Where you have two fries stuck to each other they won't be crisp on the joined sides. That is the case in a deep frier too because air can penetrate pretty much anywhere the oil does.

If you don't let the frier heat up correctly or you overload the baskets then the food won't seal as well as it could because the temperature is drops too much. This allows more water to escape from the food which makes it drier on the inside and soggier on the outside. To fix that you have to cook it for longer to get it the surface to coagulate/become crispy but if it has lost too much water then food generally becomes tougher and less succulent.

As JWR points out, deep frying's big problem is how to preserve the oil for more than one use.
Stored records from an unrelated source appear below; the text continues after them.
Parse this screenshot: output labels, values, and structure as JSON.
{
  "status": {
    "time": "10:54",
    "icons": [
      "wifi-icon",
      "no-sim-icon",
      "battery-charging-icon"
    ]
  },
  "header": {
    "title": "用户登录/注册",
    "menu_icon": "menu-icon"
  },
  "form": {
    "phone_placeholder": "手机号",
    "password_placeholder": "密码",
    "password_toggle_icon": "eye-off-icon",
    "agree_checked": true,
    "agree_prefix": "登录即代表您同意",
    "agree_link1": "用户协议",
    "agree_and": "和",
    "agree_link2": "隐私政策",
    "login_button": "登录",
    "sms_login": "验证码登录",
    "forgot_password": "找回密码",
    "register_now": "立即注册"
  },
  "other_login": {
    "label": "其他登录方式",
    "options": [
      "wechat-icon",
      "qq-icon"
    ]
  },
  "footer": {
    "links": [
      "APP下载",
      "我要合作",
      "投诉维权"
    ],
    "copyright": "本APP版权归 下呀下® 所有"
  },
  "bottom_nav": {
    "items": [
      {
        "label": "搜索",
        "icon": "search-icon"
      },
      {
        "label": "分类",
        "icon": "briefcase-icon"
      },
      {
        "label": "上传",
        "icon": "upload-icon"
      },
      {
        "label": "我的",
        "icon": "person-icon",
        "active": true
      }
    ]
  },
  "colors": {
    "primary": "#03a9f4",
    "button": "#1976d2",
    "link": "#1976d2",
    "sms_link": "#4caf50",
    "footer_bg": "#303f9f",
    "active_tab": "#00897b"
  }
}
It's big advantage is that the hot frier oil is a larger thermal mass which means that the temperature doesn't drop too much when you add the food. The benchtop air fryers don't have the same thermal mass so they cook smaller quantities.

If you are interested in the health benefits then less oil will be better but no heated oil might be better for our health.

I assume you like the taste of fried food so you should consider the type and quality of oil you use. This is important because oil breaks down into less healthy compounds in the presence of heat and oxygen. The type of fats in the oil have a big impact on the oil breakdown (becoming rancid) which occurs more quickly based on the number of double bonds in the fats: saturated fats don't have any so they breakdown slowest, monounsaturated fats have one so they are relatively resistant, but polyunsaturated have two or more so they breakdown a lot faster. On the other hand, there are the health issues associated with eating saturated fats. Cheap vegetable oils are often unsuitable for deep frying not just because they are polyunsaturated.